Group Portrait in a Summer Landscape. Credit_ Fraser Brand

Group Portrait in a Summer Landscape

3
Reviewer's Rating

Peter Arnott’s Group Portrait in a Summer Landscape seeks to tackle some very big themes indeed: politics, God, human nature, ageing, death itself. Arnott has described the play as ‘Scottish Chekov’, while the script contains knowing nods to writers such as Alan Bennett and Leo Tolstoy. Aiming for such lofty heights, it is perhaps not surprising that it never quite reaches them.

The play is set in the heart of middle class, liberal luxury, a summer house in the Perthshire hills, effectively conjured through both writing and set. There, the once-brilliant academic and writer George Rennie brings together family and friends for a final dramatic announcement, leading to the usual recriminations and reckonings. The cast is much as might be expected in such a situation: the neglected daughter, the grieving wife, ex-proteges butting heads and nursing unrequited love, a new flame and an old friend.
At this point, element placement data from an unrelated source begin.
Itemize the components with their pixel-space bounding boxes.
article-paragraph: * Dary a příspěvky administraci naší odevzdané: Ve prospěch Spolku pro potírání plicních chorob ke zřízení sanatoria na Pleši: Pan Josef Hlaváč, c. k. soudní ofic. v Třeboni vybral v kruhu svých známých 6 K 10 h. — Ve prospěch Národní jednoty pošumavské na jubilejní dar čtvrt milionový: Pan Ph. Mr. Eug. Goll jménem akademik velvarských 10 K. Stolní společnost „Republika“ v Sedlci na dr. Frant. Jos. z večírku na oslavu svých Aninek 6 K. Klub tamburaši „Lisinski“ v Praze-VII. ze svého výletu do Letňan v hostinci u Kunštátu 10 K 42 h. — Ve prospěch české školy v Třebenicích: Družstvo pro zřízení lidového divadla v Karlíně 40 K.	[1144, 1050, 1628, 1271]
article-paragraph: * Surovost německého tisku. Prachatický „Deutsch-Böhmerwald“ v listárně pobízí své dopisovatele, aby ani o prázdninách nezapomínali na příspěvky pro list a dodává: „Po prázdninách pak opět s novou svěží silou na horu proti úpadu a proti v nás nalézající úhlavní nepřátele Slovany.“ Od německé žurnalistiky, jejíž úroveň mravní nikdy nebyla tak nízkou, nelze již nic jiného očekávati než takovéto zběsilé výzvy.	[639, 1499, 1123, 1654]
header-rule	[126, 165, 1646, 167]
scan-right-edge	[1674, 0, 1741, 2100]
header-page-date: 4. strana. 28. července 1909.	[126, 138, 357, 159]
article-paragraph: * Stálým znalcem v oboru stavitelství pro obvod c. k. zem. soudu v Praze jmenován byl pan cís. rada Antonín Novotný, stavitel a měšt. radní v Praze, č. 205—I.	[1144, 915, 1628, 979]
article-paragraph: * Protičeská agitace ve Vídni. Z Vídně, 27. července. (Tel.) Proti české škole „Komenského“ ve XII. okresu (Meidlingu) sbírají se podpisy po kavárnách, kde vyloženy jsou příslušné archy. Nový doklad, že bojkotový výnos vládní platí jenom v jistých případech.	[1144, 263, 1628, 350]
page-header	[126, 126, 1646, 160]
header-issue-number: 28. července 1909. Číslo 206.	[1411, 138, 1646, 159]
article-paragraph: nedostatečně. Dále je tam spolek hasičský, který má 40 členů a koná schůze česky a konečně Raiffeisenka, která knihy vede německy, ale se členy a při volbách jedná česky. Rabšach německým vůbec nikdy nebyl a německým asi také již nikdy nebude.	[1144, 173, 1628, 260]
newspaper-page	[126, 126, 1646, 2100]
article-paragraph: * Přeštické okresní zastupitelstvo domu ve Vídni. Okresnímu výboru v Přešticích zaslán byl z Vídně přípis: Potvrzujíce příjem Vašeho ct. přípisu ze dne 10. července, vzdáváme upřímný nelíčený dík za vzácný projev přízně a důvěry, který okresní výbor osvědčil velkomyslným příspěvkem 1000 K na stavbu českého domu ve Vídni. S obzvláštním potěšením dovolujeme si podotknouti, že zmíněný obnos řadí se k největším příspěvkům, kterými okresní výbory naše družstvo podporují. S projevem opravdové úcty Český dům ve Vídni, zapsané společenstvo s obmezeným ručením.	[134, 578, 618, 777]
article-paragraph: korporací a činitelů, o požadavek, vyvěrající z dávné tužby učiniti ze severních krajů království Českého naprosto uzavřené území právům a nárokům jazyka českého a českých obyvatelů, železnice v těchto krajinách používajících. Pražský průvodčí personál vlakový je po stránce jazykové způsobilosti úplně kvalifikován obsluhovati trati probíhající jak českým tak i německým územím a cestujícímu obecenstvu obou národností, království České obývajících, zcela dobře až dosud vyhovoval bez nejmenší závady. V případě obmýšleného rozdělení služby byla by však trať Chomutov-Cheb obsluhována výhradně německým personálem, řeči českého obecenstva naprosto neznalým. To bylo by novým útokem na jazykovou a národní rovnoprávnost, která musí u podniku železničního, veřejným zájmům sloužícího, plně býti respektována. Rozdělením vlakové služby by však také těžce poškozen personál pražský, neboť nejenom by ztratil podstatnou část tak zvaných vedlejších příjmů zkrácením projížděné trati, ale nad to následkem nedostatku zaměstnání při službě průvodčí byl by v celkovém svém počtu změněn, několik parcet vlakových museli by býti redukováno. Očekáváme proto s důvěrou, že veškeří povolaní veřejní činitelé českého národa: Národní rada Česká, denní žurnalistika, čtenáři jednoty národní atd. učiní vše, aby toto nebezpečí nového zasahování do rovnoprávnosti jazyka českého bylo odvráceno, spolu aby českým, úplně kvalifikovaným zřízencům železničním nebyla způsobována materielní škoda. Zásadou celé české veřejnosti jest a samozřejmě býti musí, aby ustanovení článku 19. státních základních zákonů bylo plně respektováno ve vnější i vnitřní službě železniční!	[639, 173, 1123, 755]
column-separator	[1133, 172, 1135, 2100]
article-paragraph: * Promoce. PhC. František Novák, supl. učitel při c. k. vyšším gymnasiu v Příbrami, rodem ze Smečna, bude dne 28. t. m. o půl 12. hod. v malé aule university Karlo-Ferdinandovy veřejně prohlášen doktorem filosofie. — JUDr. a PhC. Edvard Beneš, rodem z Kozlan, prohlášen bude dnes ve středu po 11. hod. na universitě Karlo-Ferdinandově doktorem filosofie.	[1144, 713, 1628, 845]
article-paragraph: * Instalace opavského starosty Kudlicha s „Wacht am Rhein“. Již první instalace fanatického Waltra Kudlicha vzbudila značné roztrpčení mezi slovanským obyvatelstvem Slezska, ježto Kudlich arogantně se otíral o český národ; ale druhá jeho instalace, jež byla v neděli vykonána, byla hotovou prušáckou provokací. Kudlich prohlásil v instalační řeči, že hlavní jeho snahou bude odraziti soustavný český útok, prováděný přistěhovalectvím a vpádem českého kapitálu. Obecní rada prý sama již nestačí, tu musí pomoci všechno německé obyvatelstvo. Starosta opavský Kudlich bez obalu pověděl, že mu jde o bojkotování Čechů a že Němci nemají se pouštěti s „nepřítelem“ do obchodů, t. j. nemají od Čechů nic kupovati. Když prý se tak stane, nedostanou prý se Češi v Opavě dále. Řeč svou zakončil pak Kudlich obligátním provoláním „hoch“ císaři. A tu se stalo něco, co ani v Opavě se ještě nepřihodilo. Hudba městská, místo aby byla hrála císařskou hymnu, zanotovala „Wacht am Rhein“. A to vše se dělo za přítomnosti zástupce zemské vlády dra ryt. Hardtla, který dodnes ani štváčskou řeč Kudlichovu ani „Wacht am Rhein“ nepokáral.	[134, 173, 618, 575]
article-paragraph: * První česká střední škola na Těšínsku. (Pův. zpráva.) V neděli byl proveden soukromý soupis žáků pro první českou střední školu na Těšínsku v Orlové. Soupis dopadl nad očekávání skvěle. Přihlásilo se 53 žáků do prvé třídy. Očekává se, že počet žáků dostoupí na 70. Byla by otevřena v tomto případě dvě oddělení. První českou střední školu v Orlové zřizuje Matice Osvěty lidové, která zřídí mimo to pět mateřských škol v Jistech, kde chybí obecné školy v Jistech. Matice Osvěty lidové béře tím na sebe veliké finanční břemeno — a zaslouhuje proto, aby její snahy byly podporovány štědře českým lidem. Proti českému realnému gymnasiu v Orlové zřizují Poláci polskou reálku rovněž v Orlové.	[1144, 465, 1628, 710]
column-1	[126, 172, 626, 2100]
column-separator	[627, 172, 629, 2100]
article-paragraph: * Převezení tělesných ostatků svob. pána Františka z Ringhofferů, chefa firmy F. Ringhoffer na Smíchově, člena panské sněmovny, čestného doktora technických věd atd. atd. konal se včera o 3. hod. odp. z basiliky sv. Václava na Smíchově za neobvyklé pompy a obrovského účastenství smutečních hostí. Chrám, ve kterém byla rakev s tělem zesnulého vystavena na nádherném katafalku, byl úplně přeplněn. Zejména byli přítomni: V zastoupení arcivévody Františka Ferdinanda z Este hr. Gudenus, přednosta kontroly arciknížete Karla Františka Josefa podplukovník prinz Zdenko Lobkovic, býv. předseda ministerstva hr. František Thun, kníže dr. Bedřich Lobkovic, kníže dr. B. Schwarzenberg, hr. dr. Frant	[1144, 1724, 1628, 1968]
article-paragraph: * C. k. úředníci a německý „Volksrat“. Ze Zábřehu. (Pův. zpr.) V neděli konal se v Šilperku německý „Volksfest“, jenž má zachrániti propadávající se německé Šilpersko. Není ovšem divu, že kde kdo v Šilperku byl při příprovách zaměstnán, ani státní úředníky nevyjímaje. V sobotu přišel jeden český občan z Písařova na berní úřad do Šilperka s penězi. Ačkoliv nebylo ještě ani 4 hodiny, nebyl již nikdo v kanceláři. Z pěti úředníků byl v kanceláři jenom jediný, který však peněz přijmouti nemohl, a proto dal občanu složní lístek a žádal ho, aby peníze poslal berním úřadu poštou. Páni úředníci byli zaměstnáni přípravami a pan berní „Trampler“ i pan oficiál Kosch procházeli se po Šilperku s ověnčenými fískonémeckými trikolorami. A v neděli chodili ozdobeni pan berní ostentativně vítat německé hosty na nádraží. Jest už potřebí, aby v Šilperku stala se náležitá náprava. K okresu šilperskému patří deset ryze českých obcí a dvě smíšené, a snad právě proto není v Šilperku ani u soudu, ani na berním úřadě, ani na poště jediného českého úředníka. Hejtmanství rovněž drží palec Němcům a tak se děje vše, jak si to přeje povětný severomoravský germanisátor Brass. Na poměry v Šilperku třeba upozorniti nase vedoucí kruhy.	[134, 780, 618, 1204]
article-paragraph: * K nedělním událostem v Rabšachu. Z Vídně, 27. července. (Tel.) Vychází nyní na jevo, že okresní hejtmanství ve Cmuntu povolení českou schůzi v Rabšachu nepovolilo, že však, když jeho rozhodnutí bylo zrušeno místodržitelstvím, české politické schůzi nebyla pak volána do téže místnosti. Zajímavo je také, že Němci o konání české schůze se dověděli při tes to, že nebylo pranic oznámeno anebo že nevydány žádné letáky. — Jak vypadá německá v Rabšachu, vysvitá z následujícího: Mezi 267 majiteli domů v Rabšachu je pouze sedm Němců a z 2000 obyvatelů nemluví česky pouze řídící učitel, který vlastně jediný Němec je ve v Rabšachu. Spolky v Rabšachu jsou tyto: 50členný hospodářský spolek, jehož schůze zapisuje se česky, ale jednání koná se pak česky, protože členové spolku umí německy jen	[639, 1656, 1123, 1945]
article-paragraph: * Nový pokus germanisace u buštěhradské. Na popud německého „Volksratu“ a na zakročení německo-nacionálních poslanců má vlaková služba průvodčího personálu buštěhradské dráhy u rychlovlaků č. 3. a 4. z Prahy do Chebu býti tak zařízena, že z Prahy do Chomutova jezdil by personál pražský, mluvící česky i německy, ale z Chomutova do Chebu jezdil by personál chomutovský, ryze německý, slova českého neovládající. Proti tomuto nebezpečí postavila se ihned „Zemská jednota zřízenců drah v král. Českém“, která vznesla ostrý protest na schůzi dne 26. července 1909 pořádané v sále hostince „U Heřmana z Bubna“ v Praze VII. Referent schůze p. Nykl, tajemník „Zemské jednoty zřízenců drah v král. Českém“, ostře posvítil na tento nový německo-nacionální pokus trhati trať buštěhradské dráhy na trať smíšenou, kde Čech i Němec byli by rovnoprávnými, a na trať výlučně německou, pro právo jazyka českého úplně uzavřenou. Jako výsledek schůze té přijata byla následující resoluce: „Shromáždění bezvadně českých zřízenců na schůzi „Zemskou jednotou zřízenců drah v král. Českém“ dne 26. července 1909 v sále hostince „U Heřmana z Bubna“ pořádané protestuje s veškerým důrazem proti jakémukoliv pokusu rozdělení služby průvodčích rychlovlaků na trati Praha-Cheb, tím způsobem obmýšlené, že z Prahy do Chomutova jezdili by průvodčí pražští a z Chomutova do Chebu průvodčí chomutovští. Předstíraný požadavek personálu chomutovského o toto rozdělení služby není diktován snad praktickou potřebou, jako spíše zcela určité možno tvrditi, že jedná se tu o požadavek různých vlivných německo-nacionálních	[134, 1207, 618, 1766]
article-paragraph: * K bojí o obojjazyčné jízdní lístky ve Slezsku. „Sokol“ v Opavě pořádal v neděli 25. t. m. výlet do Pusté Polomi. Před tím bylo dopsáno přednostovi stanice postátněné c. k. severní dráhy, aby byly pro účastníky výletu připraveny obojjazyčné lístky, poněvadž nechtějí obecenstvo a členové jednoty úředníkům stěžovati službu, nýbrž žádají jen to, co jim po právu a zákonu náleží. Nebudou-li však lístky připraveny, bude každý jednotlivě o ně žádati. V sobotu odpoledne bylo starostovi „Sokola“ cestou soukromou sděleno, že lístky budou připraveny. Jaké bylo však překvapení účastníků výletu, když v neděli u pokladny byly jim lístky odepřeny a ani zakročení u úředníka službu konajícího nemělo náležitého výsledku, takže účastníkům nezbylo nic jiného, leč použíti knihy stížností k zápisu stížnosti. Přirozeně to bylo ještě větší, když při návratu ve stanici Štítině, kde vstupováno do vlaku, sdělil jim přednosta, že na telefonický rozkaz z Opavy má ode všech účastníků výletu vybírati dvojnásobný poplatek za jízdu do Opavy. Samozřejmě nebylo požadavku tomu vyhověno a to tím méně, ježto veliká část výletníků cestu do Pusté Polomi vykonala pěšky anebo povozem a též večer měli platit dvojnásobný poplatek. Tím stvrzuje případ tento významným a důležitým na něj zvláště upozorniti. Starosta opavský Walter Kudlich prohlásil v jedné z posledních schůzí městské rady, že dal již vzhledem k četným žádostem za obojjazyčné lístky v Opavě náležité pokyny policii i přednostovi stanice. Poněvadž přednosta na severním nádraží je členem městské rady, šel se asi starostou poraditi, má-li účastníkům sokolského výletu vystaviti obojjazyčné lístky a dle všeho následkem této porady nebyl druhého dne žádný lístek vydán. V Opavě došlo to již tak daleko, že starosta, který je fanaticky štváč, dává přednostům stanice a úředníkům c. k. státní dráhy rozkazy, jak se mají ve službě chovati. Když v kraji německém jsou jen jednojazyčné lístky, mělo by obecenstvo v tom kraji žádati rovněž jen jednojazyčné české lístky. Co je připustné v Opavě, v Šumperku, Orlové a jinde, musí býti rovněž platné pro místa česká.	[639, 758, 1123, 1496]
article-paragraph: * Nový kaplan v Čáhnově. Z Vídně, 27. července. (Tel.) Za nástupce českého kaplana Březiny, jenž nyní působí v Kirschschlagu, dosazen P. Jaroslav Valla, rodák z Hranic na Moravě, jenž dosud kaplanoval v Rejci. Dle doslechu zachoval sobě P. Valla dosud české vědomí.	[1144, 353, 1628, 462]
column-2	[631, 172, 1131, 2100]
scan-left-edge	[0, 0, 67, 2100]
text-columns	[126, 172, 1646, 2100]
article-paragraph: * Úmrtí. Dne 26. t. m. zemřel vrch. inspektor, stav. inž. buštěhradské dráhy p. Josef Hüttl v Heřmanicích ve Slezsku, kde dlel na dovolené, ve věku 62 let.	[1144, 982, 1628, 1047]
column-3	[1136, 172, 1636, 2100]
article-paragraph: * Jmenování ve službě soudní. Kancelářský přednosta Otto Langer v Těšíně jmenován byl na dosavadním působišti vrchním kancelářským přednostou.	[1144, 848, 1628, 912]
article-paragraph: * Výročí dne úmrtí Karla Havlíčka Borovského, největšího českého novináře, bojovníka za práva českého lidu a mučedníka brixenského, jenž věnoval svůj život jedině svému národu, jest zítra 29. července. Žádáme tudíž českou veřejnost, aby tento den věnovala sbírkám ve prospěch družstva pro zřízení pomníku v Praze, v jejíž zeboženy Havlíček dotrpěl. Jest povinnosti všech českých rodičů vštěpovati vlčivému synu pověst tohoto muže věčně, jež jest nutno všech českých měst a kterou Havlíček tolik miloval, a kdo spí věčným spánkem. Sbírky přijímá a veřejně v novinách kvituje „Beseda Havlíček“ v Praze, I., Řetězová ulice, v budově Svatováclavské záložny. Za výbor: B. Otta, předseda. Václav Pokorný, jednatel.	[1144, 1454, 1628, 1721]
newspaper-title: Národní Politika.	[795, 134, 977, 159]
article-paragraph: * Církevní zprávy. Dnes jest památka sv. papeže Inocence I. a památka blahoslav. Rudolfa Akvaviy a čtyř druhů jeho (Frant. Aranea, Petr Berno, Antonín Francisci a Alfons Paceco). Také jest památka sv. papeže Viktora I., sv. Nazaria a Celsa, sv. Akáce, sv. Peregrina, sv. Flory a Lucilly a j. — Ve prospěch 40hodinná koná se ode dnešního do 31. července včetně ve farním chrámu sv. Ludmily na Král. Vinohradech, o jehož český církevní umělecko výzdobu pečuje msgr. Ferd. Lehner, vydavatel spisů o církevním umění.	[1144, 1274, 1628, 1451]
Alongside the living, the house and stage are physically haunted by the ghost of Rennie’s son Will (Robbie Scott), dead for 20 years. It seems a somewhat literal way of illustrating how the grief of losing a loved one – and a child in particular – never really goes away. Occasionally it works to moving effect, but mostly it feels too on the nose to have real impact. The use of music cues (Nirvana to evoke the 1990s, John Coltrane for smug, cosy liberalness) is equally pointed and heavy handed.

Likewise, the supposedly deep conversations on the many weighty subjects tossed around come across as shallow and uninformed for these supposedly brilliant academics and TV presenters. The play possibly suffers from trying to cover too much ground, ranging from personal grief and Scottish Independence to bleak predictions for the future of the human race and everything in between. The idea, presumably, is to draw parallels between these disparate subjects, to help them shed light on each other. The unfortunate result is a scattergun of under-developed ideas and arguments, occasionally punctuated by somewhat laboured metaphors.

There are at least some genuinely funny lines in amongst the studenty debates, with witty asides and withering putdowns at the expense of the bourgeois class bringing a healthy dose of humour throughout. The presence of Will, the dead son, does lead to some genuinely touching moments, as does the mourning by the older characters of opportunities missed and lives reaching their inevitable end.

John Michie as Rennie is a dominant and compelling presence, entirely believable as the charismatic academic. Benny Young is clearly enjoying himself as grandee actor Jimmy Moon, channelling a heady mix of Ian McKellan and Bill Nighy and bringing some genuine pathos. Matthew Trevannion’s Charlie is a boorish pig, no less smug than the cossetted liberals he professes to despise, but he is one of the few characters to compellingly fill the stage and auditorium.

At one point, outsider Jitka (a likable and relatable Nalini Chetty) exclaims that she’s surrounded by ‘rich people who drink too much and hate everything’, a perhaps unintentionally apt description of experiencing Group Portrait in a Summer Landscape as a whole. It is at its strongest when exploring grief and loss, and functions effectively as a takedown of the smug middle classes, fiddling while the world burns. However, it offers little by way of positive alternative, and lacks the depth and nuance to truly illuminate.